Mateusz Taszarek: Tornada i ekstremalne gradobicia powstają w ramach tzw. superkomórek burzowych. To specjalne typy burz, gdzie prąd wstępujący krąży wokół własnej osi. By powstała taka burza, potrzebna jest duża ilość wilgoci w dolnej warstwie troposfery, znaczący spadek temperatury na wysokości około 4-8 km oraz silny przepływ powietrza. Kiedy te warunki zostają spełnione, ciepłe powietrze zaczyna się unosić i tworzy się jakby pionowy korytarz, nazywamy to prądem wstępującym. Burza zaczyna wtedy działać jak odkurzacz. Wysysa całą wilgoć i ciepłe powietrze, zlokalizowane przy powierzchni. Prędkość wiatru w tym kominie może wynosić nawet 100-200 kilometrów na godzinę. To bardzo gwałtowne zjawisko. Przy sprzyjających warunkach wir w ramach superkomórki schodzi aż do powierzchni Ziemi, tworząc tornado.

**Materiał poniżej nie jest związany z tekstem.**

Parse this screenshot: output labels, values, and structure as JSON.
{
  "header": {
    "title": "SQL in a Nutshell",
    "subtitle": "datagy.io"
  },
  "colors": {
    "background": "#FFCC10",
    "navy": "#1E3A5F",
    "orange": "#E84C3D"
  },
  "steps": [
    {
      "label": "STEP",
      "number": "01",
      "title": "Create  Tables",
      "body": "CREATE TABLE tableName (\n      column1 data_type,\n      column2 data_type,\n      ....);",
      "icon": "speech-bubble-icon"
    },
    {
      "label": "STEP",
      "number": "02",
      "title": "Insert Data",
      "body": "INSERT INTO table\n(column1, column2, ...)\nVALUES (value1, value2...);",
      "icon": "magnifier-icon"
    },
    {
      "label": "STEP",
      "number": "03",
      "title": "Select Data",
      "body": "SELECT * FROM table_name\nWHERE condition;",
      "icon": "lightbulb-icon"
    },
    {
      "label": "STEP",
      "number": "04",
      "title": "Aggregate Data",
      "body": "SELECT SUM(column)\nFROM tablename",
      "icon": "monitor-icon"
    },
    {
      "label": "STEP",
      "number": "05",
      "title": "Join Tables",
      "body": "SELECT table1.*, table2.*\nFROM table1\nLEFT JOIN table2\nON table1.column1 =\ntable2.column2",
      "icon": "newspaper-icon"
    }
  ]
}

W Stanach Zjednoczonych miał Pan okazję obserwować tornada?
Mateusz Taszarek: Tak. W USA burze w wersji „superko-mórkowej” występują częściej niż w Europie. Tutaj rozwinięte są zaawansowane badania nad tego typu burzami, ponieważ zagrażają one życiu mieszkańców. W Stanach utworzono gęstą sieć radarów meteorologicznych, które mają za zadanie diagnozować sytuację. Amerykanie mają bardzo zaawansowane numeryczne modele pogody, dzięki którym mogą przewidzieć szanse na wystąpienie tornada z kilkudniowym wyprzedzeniem. Kraj inwestuje w ten system bardzo dużo pieniędzy. Synoptycy pracujący w Storm Prediction Center, komórce wydelegowanej ekstremalnym zjawiskom pogodowym, mają nawet 25-letnie doświadczenie.

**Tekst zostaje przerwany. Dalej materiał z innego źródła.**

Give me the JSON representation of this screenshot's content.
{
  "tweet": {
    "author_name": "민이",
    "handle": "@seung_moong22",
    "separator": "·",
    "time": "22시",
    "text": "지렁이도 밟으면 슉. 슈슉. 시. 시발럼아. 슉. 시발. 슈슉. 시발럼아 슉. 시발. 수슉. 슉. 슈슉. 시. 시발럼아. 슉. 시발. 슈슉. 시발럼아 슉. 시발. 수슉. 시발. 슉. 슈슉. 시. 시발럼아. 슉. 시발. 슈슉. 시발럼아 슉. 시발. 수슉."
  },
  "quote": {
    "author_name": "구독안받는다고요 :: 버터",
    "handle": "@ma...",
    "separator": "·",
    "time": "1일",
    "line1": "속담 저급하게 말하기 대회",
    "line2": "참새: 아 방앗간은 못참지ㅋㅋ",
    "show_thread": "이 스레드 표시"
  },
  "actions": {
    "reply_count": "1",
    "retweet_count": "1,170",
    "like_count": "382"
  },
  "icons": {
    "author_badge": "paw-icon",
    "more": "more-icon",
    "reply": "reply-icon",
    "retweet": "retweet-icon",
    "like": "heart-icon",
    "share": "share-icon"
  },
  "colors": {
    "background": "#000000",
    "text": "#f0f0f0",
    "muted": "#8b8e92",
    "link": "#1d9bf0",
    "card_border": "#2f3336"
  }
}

W Polsce nie ma ludzi, którzy mogą się pochwalić tym samym. U nas sieć radarów meteorologicznych POLRAD została zbudowana dopiero po powodzi w 1997 r. Operacyjnie sieć funkcjonuje dopiero od 2002 r. W kraju brakowało jednak ludzi, którzy potrafiliby odczytywać dane z tej sieci i wykorzystywać operacyjnie. Wydaje mi się, że nadal IMGW ma z tym problemy. W odróżnieniu do Stanów Zjednoczonych społeczeństwo w Polsce nie ma pełnego dostępu do informacji pochodzącej z radarów meteorologicznych, IMGW nie udostępnia bezpłatnie większości produktów radarowych. Tak nie powinno być.

Społeczeństwo w USA jest odpowiednio informowane o możliwym zagrożeniu. Kiedy tornado powstaje, uruchamiane są syreny alarmowe, wysyłane są sygnały alarmowe na telefony komórkowe, a ludzie uciekają do schronów.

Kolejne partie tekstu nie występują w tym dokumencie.